Surgical resection remains the cornerstone of treatment of esophageal cancer. However, there is less certainty regarding the extent of lymph node dissection necessary at the time of surgery. Some hold that the disease is systemic at the time of diagnosis and that an extensive nodal dissection only adds to the morbidity of the operation without a meaningful improvement in survival. Others, including our group, have argued that extended nodal dissection improves staging, local disease control, and perhaps even survival. The authors of the current article provide further evidence that lymph node resection does matter.

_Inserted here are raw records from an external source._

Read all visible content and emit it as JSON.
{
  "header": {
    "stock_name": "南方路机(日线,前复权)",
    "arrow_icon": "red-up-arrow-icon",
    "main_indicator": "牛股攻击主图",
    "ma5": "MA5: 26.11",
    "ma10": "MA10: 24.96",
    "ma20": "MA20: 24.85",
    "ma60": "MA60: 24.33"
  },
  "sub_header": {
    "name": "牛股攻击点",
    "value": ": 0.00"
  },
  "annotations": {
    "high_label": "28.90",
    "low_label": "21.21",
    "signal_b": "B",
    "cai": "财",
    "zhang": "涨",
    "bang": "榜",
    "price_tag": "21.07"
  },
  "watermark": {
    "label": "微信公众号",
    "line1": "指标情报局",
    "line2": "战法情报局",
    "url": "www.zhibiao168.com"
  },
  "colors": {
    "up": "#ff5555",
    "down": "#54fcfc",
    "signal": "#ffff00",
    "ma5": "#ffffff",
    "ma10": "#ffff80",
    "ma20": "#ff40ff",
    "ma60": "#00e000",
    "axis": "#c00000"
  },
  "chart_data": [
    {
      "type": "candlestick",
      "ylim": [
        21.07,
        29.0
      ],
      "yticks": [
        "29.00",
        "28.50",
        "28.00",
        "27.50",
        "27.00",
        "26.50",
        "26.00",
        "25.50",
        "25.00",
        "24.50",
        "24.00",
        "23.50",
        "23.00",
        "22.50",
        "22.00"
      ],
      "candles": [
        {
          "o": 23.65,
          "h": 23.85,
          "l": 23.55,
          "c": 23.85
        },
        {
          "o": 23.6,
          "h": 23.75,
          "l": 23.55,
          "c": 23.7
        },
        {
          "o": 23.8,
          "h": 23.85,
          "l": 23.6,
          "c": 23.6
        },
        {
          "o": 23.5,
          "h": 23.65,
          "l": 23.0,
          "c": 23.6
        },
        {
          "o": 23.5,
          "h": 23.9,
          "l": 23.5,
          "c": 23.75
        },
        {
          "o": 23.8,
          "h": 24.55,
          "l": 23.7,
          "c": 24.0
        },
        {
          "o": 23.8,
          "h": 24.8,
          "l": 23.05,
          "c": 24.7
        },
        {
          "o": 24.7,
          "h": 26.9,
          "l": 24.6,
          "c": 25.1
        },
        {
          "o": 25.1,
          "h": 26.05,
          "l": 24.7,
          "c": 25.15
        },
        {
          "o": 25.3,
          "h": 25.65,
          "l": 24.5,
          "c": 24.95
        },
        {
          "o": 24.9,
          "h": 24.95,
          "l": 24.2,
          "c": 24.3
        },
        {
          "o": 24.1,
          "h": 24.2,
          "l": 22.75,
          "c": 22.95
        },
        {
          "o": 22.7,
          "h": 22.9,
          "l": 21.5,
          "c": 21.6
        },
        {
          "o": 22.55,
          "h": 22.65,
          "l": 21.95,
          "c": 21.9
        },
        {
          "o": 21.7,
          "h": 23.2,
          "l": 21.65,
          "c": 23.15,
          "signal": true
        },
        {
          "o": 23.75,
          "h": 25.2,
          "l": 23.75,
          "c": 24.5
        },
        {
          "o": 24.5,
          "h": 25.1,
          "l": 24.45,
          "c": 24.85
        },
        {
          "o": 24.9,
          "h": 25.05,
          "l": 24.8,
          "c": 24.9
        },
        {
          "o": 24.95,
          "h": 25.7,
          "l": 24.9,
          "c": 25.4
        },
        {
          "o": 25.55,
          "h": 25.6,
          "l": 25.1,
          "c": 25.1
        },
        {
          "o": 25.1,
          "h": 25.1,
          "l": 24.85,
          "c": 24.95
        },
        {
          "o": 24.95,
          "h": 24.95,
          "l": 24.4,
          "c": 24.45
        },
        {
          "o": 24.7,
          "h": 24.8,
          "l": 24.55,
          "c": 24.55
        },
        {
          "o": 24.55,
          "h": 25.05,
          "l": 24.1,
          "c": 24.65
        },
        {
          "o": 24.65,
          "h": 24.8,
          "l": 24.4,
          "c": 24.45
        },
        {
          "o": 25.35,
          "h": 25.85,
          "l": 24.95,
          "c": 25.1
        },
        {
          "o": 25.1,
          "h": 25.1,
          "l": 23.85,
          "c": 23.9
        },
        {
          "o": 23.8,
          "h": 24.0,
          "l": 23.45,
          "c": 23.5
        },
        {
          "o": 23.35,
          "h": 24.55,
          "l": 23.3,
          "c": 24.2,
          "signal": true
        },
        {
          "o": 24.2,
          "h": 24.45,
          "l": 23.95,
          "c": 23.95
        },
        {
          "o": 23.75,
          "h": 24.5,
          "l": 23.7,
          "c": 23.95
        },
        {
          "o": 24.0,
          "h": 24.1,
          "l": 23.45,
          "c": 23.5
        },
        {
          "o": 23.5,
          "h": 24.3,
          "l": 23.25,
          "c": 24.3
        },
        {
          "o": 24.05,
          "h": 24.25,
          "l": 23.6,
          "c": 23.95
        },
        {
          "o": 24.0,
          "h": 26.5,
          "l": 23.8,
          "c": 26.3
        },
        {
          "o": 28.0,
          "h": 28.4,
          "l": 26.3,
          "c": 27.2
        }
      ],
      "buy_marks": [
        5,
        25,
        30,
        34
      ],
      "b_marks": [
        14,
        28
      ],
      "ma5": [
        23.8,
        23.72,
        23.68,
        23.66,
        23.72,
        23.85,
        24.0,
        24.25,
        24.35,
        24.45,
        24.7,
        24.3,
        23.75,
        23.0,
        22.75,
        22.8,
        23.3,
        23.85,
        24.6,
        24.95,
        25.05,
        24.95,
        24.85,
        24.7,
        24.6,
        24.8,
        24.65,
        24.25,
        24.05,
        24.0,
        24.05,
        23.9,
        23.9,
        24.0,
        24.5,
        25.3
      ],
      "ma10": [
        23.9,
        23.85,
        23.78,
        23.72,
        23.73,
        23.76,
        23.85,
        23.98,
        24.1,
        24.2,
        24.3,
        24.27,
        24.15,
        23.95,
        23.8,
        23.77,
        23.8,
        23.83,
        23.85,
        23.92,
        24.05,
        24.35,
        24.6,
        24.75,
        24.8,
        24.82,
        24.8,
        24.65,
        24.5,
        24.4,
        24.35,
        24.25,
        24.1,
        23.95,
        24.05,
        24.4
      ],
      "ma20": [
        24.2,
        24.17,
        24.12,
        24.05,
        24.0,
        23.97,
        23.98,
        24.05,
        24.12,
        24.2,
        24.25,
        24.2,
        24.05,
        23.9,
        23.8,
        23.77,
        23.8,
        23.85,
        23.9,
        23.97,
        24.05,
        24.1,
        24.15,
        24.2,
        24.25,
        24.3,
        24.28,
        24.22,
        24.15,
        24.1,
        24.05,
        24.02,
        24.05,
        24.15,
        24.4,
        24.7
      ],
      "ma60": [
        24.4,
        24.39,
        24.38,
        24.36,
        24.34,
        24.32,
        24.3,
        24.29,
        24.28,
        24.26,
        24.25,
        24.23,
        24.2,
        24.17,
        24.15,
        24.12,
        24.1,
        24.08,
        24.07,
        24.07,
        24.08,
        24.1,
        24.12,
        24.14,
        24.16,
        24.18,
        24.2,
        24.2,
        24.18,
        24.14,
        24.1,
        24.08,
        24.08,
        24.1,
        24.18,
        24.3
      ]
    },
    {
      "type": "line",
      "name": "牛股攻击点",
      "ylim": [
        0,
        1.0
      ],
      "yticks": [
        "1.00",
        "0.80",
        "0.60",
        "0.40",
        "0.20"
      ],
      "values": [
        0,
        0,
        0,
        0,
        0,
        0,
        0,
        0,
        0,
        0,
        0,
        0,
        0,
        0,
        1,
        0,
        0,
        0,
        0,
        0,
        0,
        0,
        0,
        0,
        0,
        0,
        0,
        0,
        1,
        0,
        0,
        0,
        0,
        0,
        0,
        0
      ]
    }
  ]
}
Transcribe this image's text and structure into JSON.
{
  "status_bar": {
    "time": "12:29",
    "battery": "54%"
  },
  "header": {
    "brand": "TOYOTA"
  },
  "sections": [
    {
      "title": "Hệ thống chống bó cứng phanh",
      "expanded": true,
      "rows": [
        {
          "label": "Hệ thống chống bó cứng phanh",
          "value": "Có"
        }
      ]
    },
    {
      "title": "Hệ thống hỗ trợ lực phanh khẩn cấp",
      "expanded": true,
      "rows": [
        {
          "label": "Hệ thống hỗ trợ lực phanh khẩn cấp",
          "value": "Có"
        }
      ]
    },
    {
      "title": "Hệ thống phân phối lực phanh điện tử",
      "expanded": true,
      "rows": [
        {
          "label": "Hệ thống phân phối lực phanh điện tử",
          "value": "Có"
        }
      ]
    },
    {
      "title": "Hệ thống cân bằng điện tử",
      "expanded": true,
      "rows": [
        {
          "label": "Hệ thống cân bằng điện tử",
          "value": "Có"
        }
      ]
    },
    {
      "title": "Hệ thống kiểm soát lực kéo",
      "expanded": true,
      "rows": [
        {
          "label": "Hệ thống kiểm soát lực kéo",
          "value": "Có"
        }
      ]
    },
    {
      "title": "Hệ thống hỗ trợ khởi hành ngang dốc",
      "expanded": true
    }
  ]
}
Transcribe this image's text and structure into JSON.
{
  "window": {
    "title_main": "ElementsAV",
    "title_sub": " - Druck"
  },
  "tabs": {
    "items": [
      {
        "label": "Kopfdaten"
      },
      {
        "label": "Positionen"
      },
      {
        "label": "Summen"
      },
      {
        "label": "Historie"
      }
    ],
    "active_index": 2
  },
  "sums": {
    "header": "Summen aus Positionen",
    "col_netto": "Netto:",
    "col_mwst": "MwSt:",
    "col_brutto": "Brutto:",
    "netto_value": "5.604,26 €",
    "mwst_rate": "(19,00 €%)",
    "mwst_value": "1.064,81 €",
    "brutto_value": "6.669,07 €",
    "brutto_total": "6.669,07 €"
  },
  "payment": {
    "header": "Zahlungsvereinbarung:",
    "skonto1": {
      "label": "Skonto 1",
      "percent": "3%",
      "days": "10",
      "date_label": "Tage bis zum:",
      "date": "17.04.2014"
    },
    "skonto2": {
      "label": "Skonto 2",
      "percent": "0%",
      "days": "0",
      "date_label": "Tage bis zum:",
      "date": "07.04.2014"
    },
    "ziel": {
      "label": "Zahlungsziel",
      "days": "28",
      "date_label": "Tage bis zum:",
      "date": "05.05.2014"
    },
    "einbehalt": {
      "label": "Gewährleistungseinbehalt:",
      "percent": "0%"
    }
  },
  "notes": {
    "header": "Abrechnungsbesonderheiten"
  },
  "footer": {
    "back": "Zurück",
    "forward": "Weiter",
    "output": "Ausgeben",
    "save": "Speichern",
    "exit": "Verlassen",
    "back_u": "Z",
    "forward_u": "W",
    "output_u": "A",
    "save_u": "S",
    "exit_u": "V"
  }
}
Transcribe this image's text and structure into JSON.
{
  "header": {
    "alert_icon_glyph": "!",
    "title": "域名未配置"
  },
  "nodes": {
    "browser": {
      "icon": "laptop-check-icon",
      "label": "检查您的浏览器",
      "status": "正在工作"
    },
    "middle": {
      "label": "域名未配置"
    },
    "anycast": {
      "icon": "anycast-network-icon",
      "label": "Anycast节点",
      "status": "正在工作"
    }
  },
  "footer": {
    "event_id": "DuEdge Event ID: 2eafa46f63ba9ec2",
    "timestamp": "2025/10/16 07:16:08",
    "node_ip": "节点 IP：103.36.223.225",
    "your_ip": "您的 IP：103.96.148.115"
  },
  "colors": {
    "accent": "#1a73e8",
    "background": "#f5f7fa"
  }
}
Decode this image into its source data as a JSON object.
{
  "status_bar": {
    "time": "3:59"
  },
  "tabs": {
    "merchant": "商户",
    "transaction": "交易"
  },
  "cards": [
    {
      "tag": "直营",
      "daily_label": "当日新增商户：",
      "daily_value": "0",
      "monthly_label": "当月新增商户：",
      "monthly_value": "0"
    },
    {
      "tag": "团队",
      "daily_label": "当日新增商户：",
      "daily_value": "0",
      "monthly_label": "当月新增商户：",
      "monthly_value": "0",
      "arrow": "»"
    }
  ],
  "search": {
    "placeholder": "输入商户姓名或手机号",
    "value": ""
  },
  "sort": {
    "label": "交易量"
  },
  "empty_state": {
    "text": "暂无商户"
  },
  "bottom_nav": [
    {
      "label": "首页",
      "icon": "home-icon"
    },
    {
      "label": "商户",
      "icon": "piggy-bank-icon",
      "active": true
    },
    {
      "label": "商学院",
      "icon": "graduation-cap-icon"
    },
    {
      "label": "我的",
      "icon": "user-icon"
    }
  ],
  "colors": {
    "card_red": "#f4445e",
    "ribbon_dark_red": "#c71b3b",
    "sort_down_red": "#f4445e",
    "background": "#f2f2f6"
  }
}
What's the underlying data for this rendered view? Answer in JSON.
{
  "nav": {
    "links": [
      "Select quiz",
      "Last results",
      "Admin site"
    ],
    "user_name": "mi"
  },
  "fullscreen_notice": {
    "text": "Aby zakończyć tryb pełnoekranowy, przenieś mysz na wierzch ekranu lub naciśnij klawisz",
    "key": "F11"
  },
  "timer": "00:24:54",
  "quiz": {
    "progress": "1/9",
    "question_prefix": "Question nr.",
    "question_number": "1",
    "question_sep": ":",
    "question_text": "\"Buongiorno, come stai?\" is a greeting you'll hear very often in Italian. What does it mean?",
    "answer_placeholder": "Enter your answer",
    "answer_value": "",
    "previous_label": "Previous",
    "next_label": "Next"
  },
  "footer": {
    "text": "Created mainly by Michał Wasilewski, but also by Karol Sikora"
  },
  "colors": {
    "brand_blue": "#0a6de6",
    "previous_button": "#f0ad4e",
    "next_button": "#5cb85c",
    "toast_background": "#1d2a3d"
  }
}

Lin and colleagues [1] should be complimented for their attention to detail in the conduct of their operations and in the cataloguing of their data. They present a systematic review of 109 patients undergoing primary resection for squamous cell cancer of the esophagus. The authors meticulously documented the primary site of the tumors as well as the sites of lymph node metastases. Several points from the article merit recognition.
Their data show that esophageal cancer readily and frequently spreads to nonregional lymph nodes. Sixty-two percent of their patients with nodal metastases had pathologically confirmed involvement of the nonregional lymph nodes, which was stage IV by the current staging system. This emphasizes the importance of multi-level lymph node dissection. Furthermore, the 26-month median survival in this group of patients after surgery alone calls into question whether they should truly be considered as stage IV.
The second important point in the article is that the number of involved lymph nodes rather than the location is the important determinant of survival. Other groups have noted this as well, with minor differences in the cut-off values. It seems that the next iteration of the esophageal staging system should include a nodal designation based on the number of involved lymph nodes.
Finally, the concept put forth by the authors regarding the requirement for a minimal number of lymph nodes dissected should be emphasized. Unfortunately, this is not the pattern of practice in the United States. A recent analysis of the Surveillance, Epidemiology and End Results (SEER) data for esophageal cancer showed that the median number of total lymph nodes resected in over 5,600 esophagectomies was only eight [2]. Clearly, we have to do a better job in this regard, if for no other reason than to adequately stage these patients and subsequently better evaluate our treatment modalities. Secondary benefits such as reduced locoregional recurrence and enhanced survival may follow.